San Francisco Rent

This week we will be predicting prices for rent in San Francisco. The dataset come from Craigslist postings from 2001 through 2018 in the San Francisco Bay area, as originally collected by Dr. Kate Pennington on her website here. We are using just a subset of these original data. The dataset is found in your GitHub repository for Lab 4.
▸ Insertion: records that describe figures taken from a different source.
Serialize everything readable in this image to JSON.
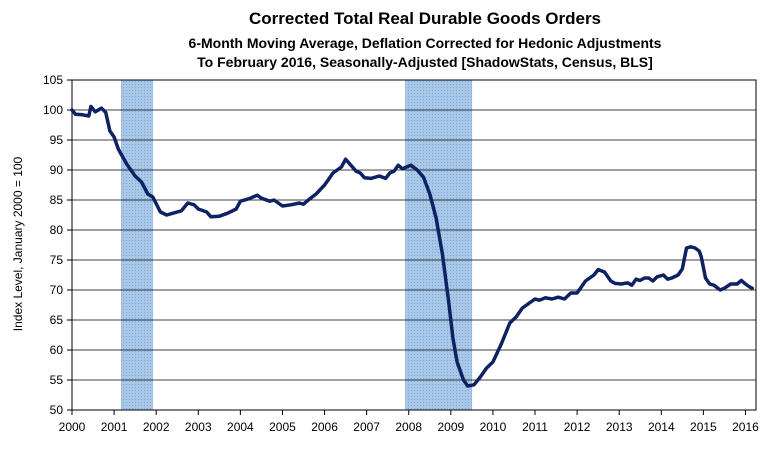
{
  "chart_data": {
    "type": "line",
    "title": "Corrected Total Real Durable Goods Orders",
    "subtitle_1": "6-Month Moving Average, Deflation Corrected for Hedonic Adjustments",
    "subtitle_2": "To February 2016, Seasonally-Adjusted [ShadowStats, Census, BLS]",
    "xlabel": "",
    "ylabel": "Index Level, January 2000 = 100",
    "xlim": [
      2000.0,
      2016.25
    ],
    "ylim": [
      50,
      105
    ],
    "grid": true,
    "legend": "none",
    "line_color": "#0d2163",
    "recession_color": "#a9c8e8",
    "xticks": [
      2000,
      2001,
      2002,
      2003,
      2004,
      2005,
      2006,
      2007,
      2008,
      2009,
      2010,
      2011,
      2012,
      2013,
      2014,
      2015,
      2016
    ],
    "yticks": [
      50,
      55,
      60,
      65,
      70,
      75,
      80,
      85,
      90,
      95,
      100,
      105
    ],
    "recessions": [
      {
        "start": 2001.17,
        "end": 2001.92
      },
      {
        "start": 2007.92,
        "end": 2009.5
      }
    ],
    "series": [
      {
        "points": [
          [
            2000.0,
            100.0
          ],
          [
            2000.08,
            99.3
          ],
          [
            2000.25,
            99.2
          ],
          [
            2000.4,
            99.0
          ],
          [
            2000.45,
            100.6
          ],
          [
            2000.55,
            99.7
          ],
          [
            2000.7,
            100.3
          ],
          [
            2000.8,
            99.6
          ],
          [
            2000.9,
            96.5
          ],
          [
            2001.0,
            95.5
          ],
          [
            2001.1,
            93.5
          ],
          [
            2001.3,
            91.0
          ],
          [
            2001.5,
            89.0
          ],
          [
            2001.65,
            88.0
          ],
          [
            2001.8,
            86.0
          ],
          [
            2001.92,
            85.5
          ],
          [
            2002.1,
            83.0
          ],
          [
            2002.25,
            82.5
          ],
          [
            2002.4,
            82.8
          ],
          [
            2002.5,
            83.0
          ],
          [
            2002.6,
            83.2
          ],
          [
            2002.75,
            84.5
          ],
          [
            2002.9,
            84.2
          ],
          [
            2003.0,
            83.5
          ],
          [
            2003.2,
            83.0
          ],
          [
            2003.3,
            82.2
          ],
          [
            2003.5,
            82.3
          ],
          [
            2003.7,
            82.8
          ],
          [
            2003.9,
            83.5
          ],
          [
            2004.0,
            84.8
          ],
          [
            2004.2,
            85.2
          ],
          [
            2004.4,
            85.8
          ],
          [
            2004.5,
            85.3
          ],
          [
            2004.7,
            84.8
          ],
          [
            2004.8,
            85.0
          ],
          [
            2005.0,
            84.0
          ],
          [
            2005.2,
            84.2
          ],
          [
            2005.4,
            84.5
          ],
          [
            2005.5,
            84.3
          ],
          [
            2005.65,
            85.2
          ],
          [
            2005.8,
            86.0
          ],
          [
            2006.0,
            87.5
          ],
          [
            2006.2,
            89.5
          ],
          [
            2006.4,
            90.5
          ],
          [
            2006.5,
            91.8
          ],
          [
            2006.6,
            91.0
          ],
          [
            2006.75,
            89.8
          ],
          [
            2006.85,
            89.5
          ],
          [
            2006.95,
            88.7
          ],
          [
            2007.1,
            88.6
          ],
          [
            2007.3,
            89.0
          ],
          [
            2007.45,
            88.6
          ],
          [
            2007.55,
            89.5
          ],
          [
            2007.65,
            89.8
          ],
          [
            2007.75,
            90.8
          ],
          [
            2007.85,
            90.2
          ],
          [
            2007.95,
            90.5
          ],
          [
            2008.05,
            90.8
          ],
          [
            2008.2,
            90.0
          ],
          [
            2008.35,
            88.8
          ],
          [
            2008.5,
            86.0
          ],
          [
            2008.65,
            82.0
          ],
          [
            2008.8,
            76.0
          ],
          [
            2008.95,
            68.0
          ],
          [
            2009.05,
            62.0
          ],
          [
            2009.15,
            58.0
          ],
          [
            2009.3,
            55.0
          ],
          [
            2009.4,
            54.0
          ],
          [
            2009.55,
            54.2
          ],
          [
            2009.7,
            55.5
          ],
          [
            2009.85,
            57.0
          ],
          [
            2010.0,
            58.0
          ],
          [
            2010.2,
            61.0
          ],
          [
            2010.4,
            64.5
          ],
          [
            2010.55,
            65.5
          ],
          [
            2010.7,
            67.0
          ],
          [
            2010.9,
            68.0
          ],
          [
            2011.0,
            68.5
          ],
          [
            2011.1,
            68.3
          ],
          [
            2011.25,
            68.7
          ],
          [
            2011.4,
            68.5
          ],
          [
            2011.55,
            68.8
          ],
          [
            2011.7,
            68.5
          ],
          [
            2011.85,
            69.5
          ],
          [
            2012.0,
            69.5
          ],
          [
            2012.1,
            70.5
          ],
          [
            2012.2,
            71.5
          ],
          [
            2012.4,
            72.5
          ],
          [
            2012.5,
            73.4
          ],
          [
            2012.65,
            73.0
          ],
          [
            2012.8,
            71.5
          ],
          [
            2012.9,
            71.1
          ],
          [
            2013.05,
            71.0
          ],
          [
            2013.2,
            71.2
          ],
          [
            2013.3,
            70.8
          ],
          [
            2013.4,
            71.8
          ],
          [
            2013.5,
            71.6
          ],
          [
            2013.6,
            72.0
          ],
          [
            2013.7,
            72.0
          ],
          [
            2013.8,
            71.5
          ],
          [
            2013.9,
            72.2
          ],
          [
            2014.05,
            72.5
          ],
          [
            2014.15,
            71.8
          ],
          [
            2014.25,
            72.0
          ],
          [
            2014.4,
            72.5
          ],
          [
            2014.5,
            73.5
          ],
          [
            2014.6,
            77.0
          ],
          [
            2014.7,
            77.2
          ],
          [
            2014.8,
            77.0
          ],
          [
            2014.9,
            76.5
          ],
          [
            2014.95,
            75.5
          ],
          [
            2015.05,
            72.0
          ],
          [
            2015.15,
            71.0
          ],
          [
            2015.25,
            70.8
          ],
          [
            2015.4,
            70.0
          ],
          [
            2015.5,
            70.3
          ],
          [
            2015.65,
            71.0
          ],
          [
            2015.8,
            71.0
          ],
          [
            2015.9,
            71.6
          ],
          [
            2016.0,
            71.0
          ],
          [
            2016.1,
            70.5
          ],
          [
            2016.16,
            70.3
          ]
        ]
      }
    ]
  }
}
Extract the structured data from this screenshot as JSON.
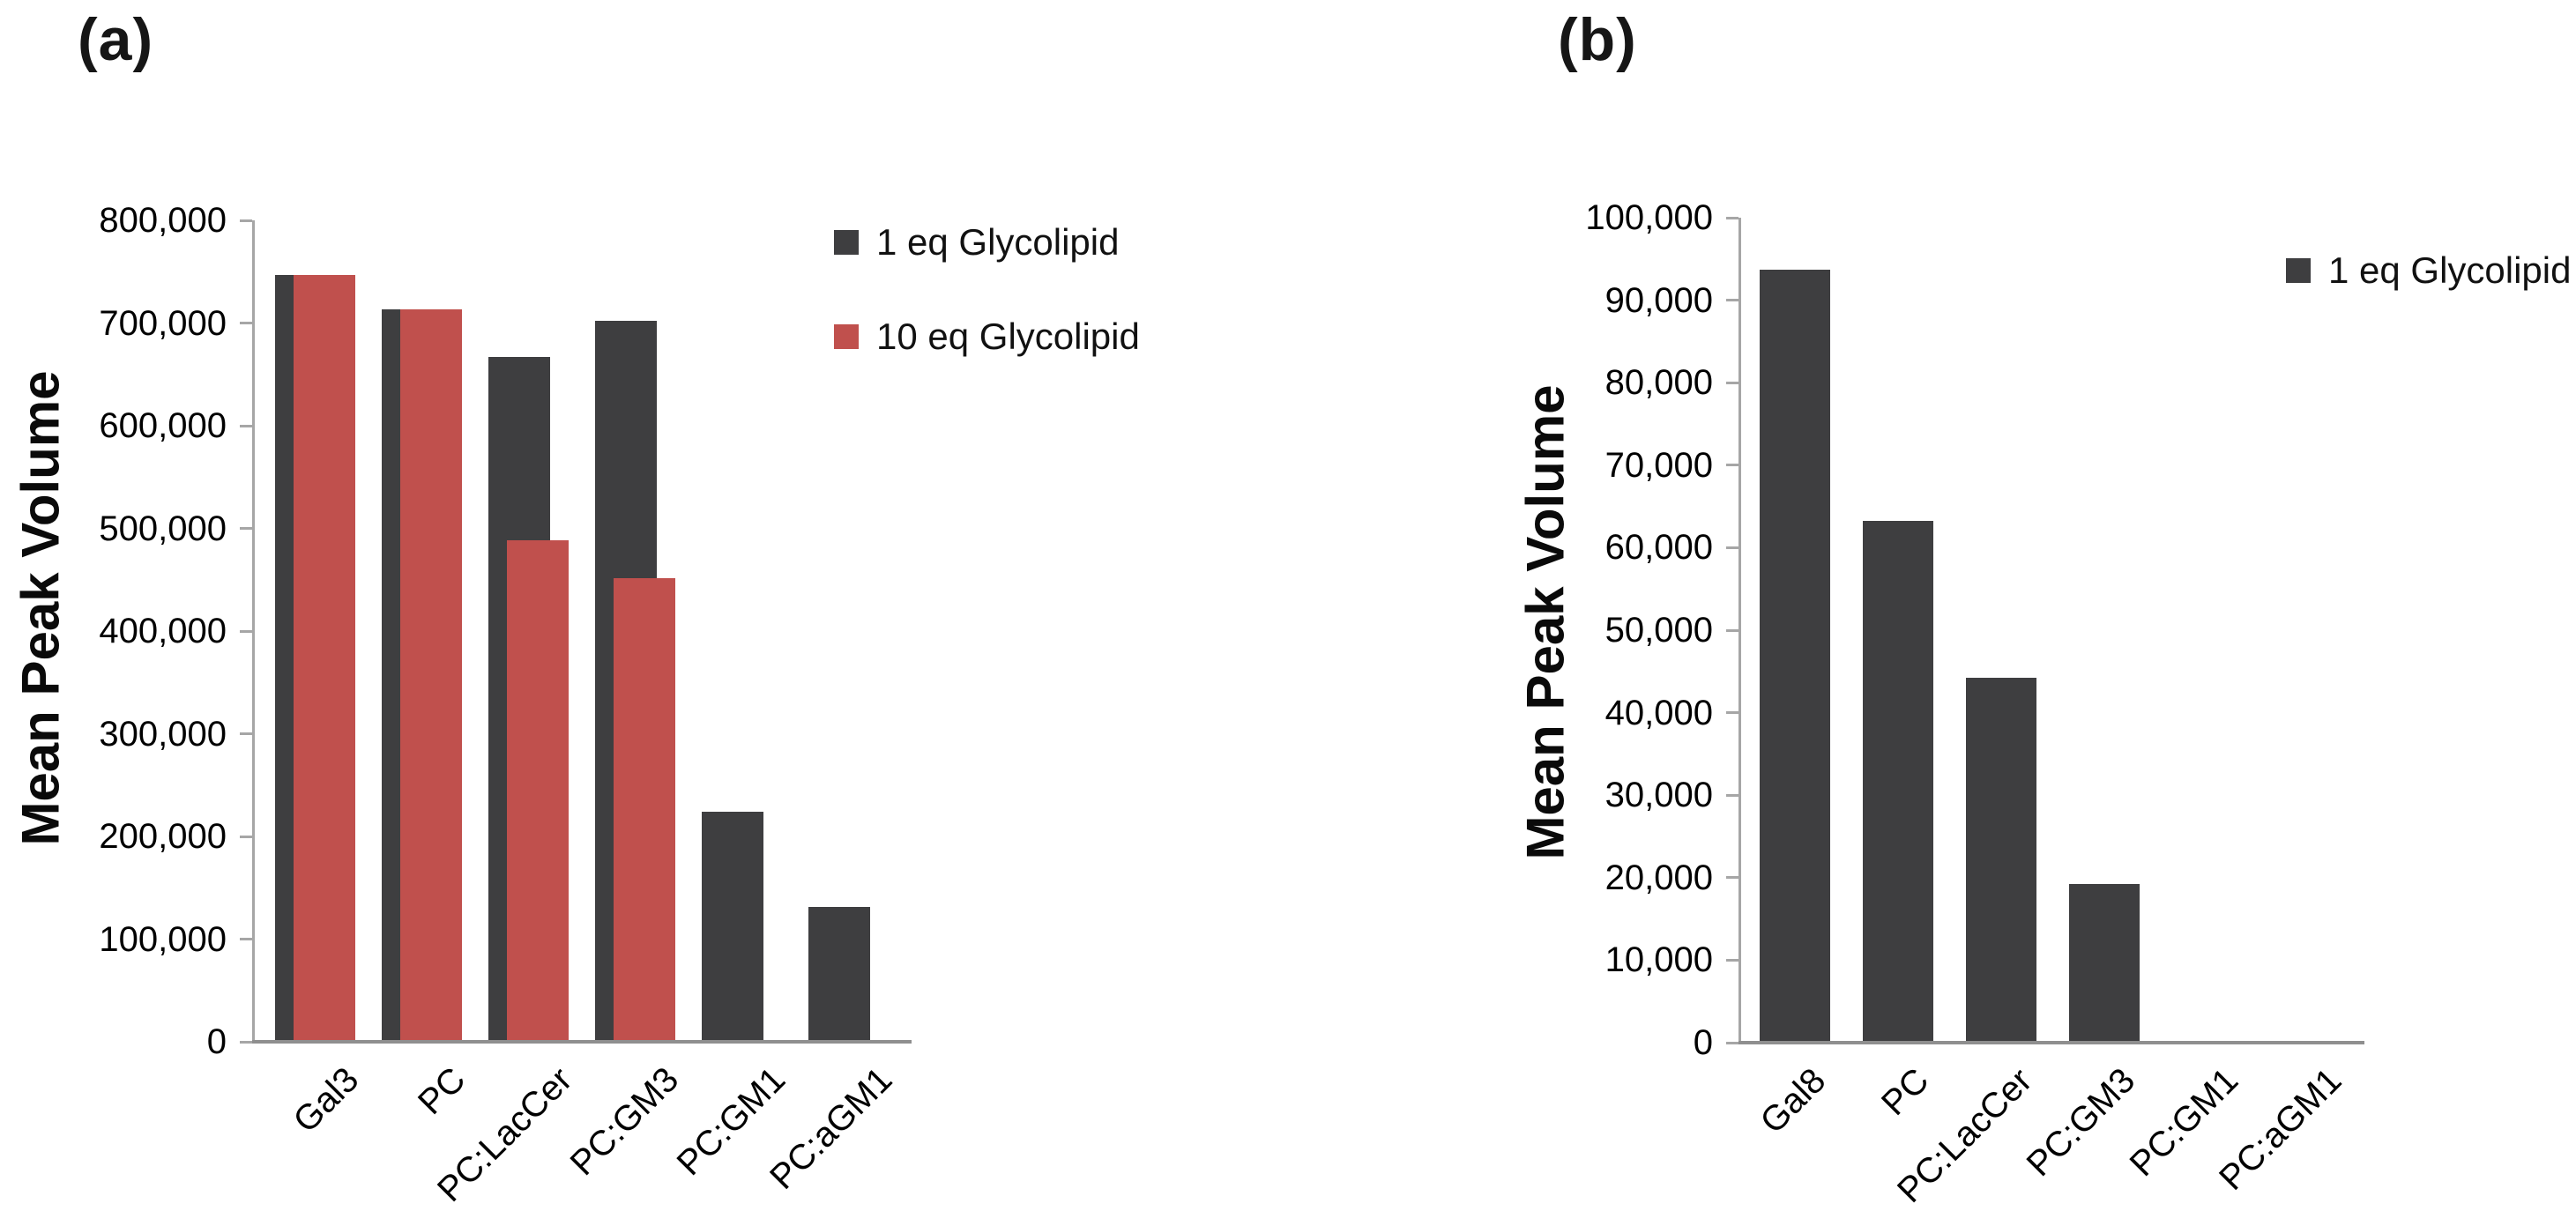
{
  "figure": {
    "background": "#ffffff",
    "description": "Two-panel bar figure of mean peak volumes for glycolipid-containing samples"
  },
  "colors": {
    "bar_dark": "#3e3e40",
    "bar_red": "#c0504d",
    "axis": "#a6a6a6",
    "baseline": "#8f8f8f",
    "text": "#000000",
    "background": "#ffffff"
  },
  "chart_data": [
    {
      "type": "bar",
      "panel": "(a)",
      "title": "",
      "xlabel": "",
      "ylabel": "Mean Peak Volume",
      "categories": [
        "Gal3",
        "PC",
        "PC:LacCer",
        "PC:GM3",
        "PC:GM1",
        "PC:aGM1"
      ],
      "series": [
        {
          "name": "1 eq Glycolipid",
          "color": "#3e3e40",
          "values": [
            745000,
            712000,
            665000,
            700000,
            222000,
            130000
          ]
        },
        {
          "name": "10 eq Glycolipid",
          "color": "#c0504d",
          "values": [
            745000,
            712000,
            487000,
            450000,
            null,
            null
          ]
        }
      ],
      "ylim": [
        0,
        800000
      ],
      "ytick_values": [
        0,
        100000,
        200000,
        300000,
        400000,
        500000,
        600000,
        700000,
        800000
      ],
      "ytick_labels": [
        "0",
        "100,000",
        "200,000",
        "300,000",
        "400,000",
        "500,000",
        "600,000",
        "700,000",
        "800,000"
      ],
      "grid": false,
      "legend_position": "top-right",
      "bar_layout": "overlapping, red series drawn in front and offset right",
      "xtick_rotation_deg": 45
    },
    {
      "type": "bar",
      "panel": "(b)",
      "title": "",
      "xlabel": "",
      "ylabel": "Mean Peak Volume",
      "categories": [
        "Gal8",
        "PC",
        "PC:LacCer",
        "PC:GM3",
        "PC:GM1",
        "PC:aGM1"
      ],
      "series": [
        {
          "name": "1 eq Glycolipid",
          "color": "#3e3e40",
          "values": [
            93500,
            63000,
            44000,
            19000,
            0,
            0
          ]
        }
      ],
      "ylim": [
        0,
        100000
      ],
      "ytick_values": [
        0,
        10000,
        20000,
        30000,
        40000,
        50000,
        60000,
        70000,
        80000,
        90000,
        100000
      ],
      "ytick_labels": [
        "0",
        "10,000",
        "20,000",
        "30,000",
        "40,000",
        "50,000",
        "60,000",
        "70,000",
        "80,000",
        "90,000",
        "100,000"
      ],
      "grid": false,
      "legend_position": "top-right",
      "bar_layout": "single series, centered bars",
      "xtick_rotation_deg": 45
    }
  ]
}
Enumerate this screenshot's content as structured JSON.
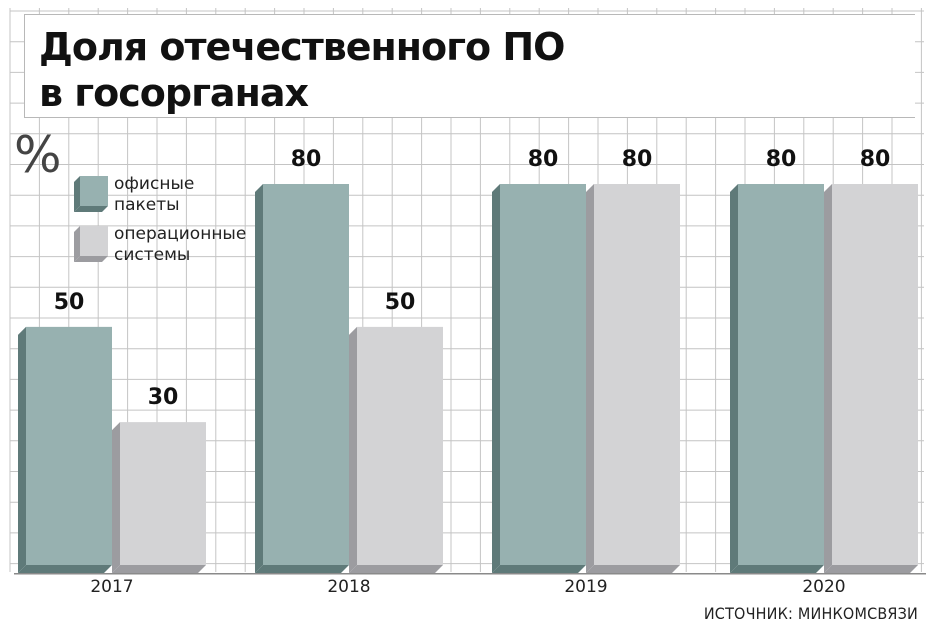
{
  "title_lines": [
    "Доля отечественного ПО",
    "в госорганах"
  ],
  "unit": "%",
  "source": "ИСТОЧНИК: МИНКОМСВЯЗИ",
  "colors": {
    "office": "#97b1b0",
    "office_dark": "#5f7a79",
    "os": "#d3d3d5",
    "os_dark": "#9c9ca0",
    "grid": "#c4c4c4"
  },
  "chart_data": {
    "type": "bar",
    "categories": [
      "2017",
      "2018",
      "2019",
      "2020"
    ],
    "series": [
      {
        "name": "офисные пакеты",
        "values": [
          50,
          80,
          80,
          80
        ]
      },
      {
        "name": "операционные системы",
        "values": [
          30,
          50,
          80,
          80
        ]
      }
    ],
    "ylim": [
      0,
      80
    ],
    "grid": true,
    "legend_position": "top-left",
    "legend": [
      {
        "lines": [
          "офисные",
          "пакеты"
        ]
      },
      {
        "lines": [
          "операционные",
          "системы"
        ]
      }
    ]
  }
}
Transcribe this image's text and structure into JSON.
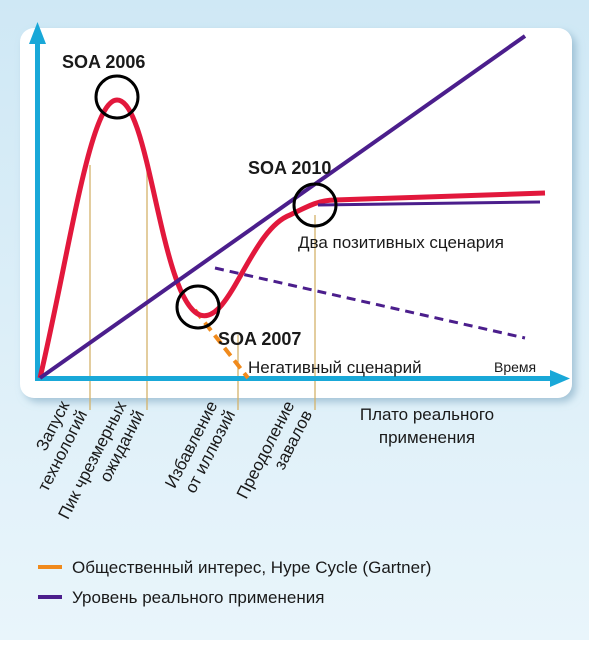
{
  "annotations": {
    "peak": "SOA 2006",
    "plateau_point": "SOA 2010",
    "trough": "SOA 2007",
    "positive": "Два позитивных сценария",
    "negative": "Негативный сценарий",
    "time": "Время"
  },
  "phases": [
    [
      "Запуск",
      "технологий"
    ],
    [
      "Пик чрезмерных",
      "ожиданий"
    ],
    [
      "Избавление",
      "от иллюзий"
    ],
    [
      "Преодоление",
      "завалов"
    ]
  ],
  "plateau": [
    "Плато реального",
    "применения"
  ],
  "legend": [
    "Общественный интерес, Hype Cycle (Gartner)",
    "Уровень реального применения"
  ]
}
The relevant variables are as follows (though note that there are quite a few other variables as well:

Exercises

  1. We are interested in predicting the price of a Craigslist apartment listing using the county, the number of beds, and the year of the posting. Create a linear model using these three predictors, treating county and year as categorical variables and beds as a continuous numeric variable. Evaluate the linearty and constant variance assumptions in this model using a well-labeled plot.
  2. Apply any relevant transformation(s) to your model such that linearity and constant variance are satisfied. Provide the form of your final model, as well as any well-labeled plots that support your case.
  3. Interpret the intercept estimate, slope parameter corresponding to beds, and the slope parameter corresponding to the year 2018 in your model.
  4. Now create an inflation-adjusted model. Go to the U.S. Bureau of Labor Statistics' Inflation Calculator here. Using "January" as the relevant month with which to do the adjustment (that is, assume all observations in the dataset were scraped in January of the relevant year), and use appropriate multipliers to standardize all prices to 2020 dollars. Fit the same model as you did in Exercise 4, and compare the slope parameters corresponidng to year in the two models. What do you notice?

There should only be one submission per team on Gradescope. All team members must make at least one meaningful commit to the repository for this week's lab.